Established in 2021, the College of Health, Education and Social Transformation is the result of a merger between the former Colleges of Education and Health and Human Services and the Department of Sociology.
The college is home to eight academic departments and offers cumulative degrees, certificates, and degrees in several areas, including communication disorders; counseling and educational psychology; kinesiology; feeding with milk; public health; social work; sociology; and teacher preparation, administration and leadership.
As Dean, Iwasaki will work to develop initiatives that support and advance NMSU’s strategic plan, its mission as a land-grant university, and its commitment to student social mobility. He will also have the opportunity to make a significant impact throughout the border region and its educational, health, and socio-economic outcomes while contributing to NMSU’s teaching, service, and research efforts through strategic leadership and relationship building.
Iwasaki’s areas of interest and expertise include culture, diversity and community-university engagement, active living, and quality of life. He also specializes in participatory action research to address social justice issues such as human rights, poverty, empowerment, youth engagement, mental health and social change.

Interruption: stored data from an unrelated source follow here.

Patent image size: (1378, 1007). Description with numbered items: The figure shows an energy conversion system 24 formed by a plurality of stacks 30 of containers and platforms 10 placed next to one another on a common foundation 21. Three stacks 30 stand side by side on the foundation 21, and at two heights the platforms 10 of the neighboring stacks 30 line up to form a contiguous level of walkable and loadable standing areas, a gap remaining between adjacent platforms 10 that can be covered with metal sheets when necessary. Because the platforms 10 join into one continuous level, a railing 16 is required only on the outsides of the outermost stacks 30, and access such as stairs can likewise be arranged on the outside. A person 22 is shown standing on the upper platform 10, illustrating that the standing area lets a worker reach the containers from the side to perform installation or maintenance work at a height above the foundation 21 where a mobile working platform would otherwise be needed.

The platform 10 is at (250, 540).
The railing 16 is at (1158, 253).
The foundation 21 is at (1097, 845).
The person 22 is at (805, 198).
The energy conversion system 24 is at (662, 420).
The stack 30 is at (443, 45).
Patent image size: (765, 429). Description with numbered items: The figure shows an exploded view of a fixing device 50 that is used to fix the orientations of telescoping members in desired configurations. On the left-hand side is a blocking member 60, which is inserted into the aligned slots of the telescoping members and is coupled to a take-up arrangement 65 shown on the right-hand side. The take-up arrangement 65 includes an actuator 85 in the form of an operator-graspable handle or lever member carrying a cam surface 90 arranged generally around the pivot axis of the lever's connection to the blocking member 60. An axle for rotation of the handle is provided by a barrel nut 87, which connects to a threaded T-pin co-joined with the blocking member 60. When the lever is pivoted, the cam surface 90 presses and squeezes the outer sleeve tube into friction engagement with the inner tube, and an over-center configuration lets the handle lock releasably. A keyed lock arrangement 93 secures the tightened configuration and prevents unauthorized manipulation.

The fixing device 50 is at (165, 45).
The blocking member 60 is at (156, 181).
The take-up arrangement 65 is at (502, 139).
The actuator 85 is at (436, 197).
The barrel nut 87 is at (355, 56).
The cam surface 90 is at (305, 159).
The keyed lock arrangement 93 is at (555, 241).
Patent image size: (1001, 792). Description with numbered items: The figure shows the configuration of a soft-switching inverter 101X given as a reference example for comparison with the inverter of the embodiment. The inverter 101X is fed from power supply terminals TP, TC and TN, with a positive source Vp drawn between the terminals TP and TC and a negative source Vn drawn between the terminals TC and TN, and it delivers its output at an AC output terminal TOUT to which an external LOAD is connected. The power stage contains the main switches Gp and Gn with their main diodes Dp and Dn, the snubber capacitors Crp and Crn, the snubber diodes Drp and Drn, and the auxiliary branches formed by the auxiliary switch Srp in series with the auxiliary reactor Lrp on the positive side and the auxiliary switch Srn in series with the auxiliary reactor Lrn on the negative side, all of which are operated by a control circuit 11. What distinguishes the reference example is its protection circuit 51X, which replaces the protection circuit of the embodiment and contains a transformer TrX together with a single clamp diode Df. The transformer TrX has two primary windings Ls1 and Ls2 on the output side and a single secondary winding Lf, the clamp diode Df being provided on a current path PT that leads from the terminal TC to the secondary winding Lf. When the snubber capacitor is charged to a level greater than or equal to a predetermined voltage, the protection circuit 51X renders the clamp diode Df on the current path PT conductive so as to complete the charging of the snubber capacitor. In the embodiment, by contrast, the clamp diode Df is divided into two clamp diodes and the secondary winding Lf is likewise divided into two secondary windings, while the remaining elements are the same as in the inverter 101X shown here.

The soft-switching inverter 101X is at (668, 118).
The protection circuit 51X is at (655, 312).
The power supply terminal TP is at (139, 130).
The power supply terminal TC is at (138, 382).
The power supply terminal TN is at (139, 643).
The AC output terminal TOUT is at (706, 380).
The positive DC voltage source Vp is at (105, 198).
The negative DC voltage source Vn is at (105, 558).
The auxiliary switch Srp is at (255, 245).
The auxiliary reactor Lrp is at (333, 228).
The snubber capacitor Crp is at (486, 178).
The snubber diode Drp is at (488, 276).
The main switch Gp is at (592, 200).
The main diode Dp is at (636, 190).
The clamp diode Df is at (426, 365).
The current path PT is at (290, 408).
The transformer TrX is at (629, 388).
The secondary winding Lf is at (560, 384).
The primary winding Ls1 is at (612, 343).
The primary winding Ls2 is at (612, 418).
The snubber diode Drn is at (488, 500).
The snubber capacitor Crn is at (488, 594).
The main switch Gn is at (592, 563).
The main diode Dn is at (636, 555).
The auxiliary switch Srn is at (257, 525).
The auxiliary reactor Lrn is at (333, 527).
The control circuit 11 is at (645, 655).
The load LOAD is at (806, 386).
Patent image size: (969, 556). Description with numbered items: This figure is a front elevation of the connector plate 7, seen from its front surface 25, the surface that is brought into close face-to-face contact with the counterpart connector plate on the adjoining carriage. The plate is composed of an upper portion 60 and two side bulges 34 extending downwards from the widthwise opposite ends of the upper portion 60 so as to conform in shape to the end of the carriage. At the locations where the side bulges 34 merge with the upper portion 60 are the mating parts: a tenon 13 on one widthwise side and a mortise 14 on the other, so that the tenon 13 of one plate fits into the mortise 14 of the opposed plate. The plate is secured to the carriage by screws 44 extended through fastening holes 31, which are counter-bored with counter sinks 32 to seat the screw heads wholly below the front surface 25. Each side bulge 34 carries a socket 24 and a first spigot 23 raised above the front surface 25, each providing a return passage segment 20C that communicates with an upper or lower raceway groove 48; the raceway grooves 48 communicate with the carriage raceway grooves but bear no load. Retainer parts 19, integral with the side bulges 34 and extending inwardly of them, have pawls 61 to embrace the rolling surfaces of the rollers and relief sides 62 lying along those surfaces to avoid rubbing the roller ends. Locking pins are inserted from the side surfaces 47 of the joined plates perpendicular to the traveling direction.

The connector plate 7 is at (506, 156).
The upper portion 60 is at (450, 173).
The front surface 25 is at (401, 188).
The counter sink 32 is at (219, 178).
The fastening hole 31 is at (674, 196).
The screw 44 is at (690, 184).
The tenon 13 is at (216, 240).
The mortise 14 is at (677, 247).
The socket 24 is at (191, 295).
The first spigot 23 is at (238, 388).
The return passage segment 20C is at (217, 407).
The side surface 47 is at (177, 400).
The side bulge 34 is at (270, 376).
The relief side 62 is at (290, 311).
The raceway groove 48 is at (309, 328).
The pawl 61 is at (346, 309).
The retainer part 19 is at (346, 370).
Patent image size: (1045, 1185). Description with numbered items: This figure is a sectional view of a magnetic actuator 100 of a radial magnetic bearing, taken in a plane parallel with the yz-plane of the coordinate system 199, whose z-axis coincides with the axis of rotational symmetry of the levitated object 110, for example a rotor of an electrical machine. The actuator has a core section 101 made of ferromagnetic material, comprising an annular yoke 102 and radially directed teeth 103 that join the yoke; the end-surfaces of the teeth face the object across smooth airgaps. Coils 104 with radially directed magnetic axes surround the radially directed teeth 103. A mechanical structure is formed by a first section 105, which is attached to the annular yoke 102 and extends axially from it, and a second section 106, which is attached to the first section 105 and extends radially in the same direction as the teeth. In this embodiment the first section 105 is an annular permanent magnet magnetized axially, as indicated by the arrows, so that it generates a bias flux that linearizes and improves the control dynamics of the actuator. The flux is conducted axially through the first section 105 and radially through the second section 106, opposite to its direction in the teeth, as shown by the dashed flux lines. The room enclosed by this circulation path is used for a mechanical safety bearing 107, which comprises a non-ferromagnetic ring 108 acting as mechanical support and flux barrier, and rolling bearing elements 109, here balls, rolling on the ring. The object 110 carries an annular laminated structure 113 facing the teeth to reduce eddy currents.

“I’m very inspired and drawn to two distinct areas of recognition and differentiation that NMSU and HEST possess,” Iwasaki said. “First are the people who founded and mobilize this preeminent public research university that lands with its commitment to transformative student-centered education, community-university engagement, and innovative translational research, guided by diversity , equity and inclusion, social justice and entrepreneurial orientations.
Iwasaki continued, “The second is the organizational structure of HEST, which is a distinctive, truly interdisciplinary, solution-oriented college that integrates both human and health dimensions in clinical and community settings with an emphasis on holistic health, wellness, and human development; and a fierce commitment to addressing health, educational, and socioeconomic disparities across New Mexico.
Prior to joining San Jose State University, Iwasaki served as a professor, associate dean for research, and director of a research center at the University of Alberta Faculty of Extension from 2011 to 2018. He also worked as a professor in the Department of Rehabilitation Sciences, College of Health Professions and Social Work at Temple University in Philadelphia from 2006 to 2011.
Iwasaki’s professional experience includes over a decade serving in leadership positions at institutions of higher education. In 2017, he received the first McKinnon Walker Trust Global Fellowship from the University of Wollongong in Australia. In 2008, he was inducted into the Academy of Leisure Sciences.
At NMSU, Iwasaki will succeed Henrietta Pichon, who has served as the college’s acting dean since July 2021.
“As we embark on our journey of transformation together,” Iwasaki said, “we should invest in organizational culture and community building to co-create ‘one college under one umbrella,’ while embracing the legacy and the strengths of each integrated unit within a college.”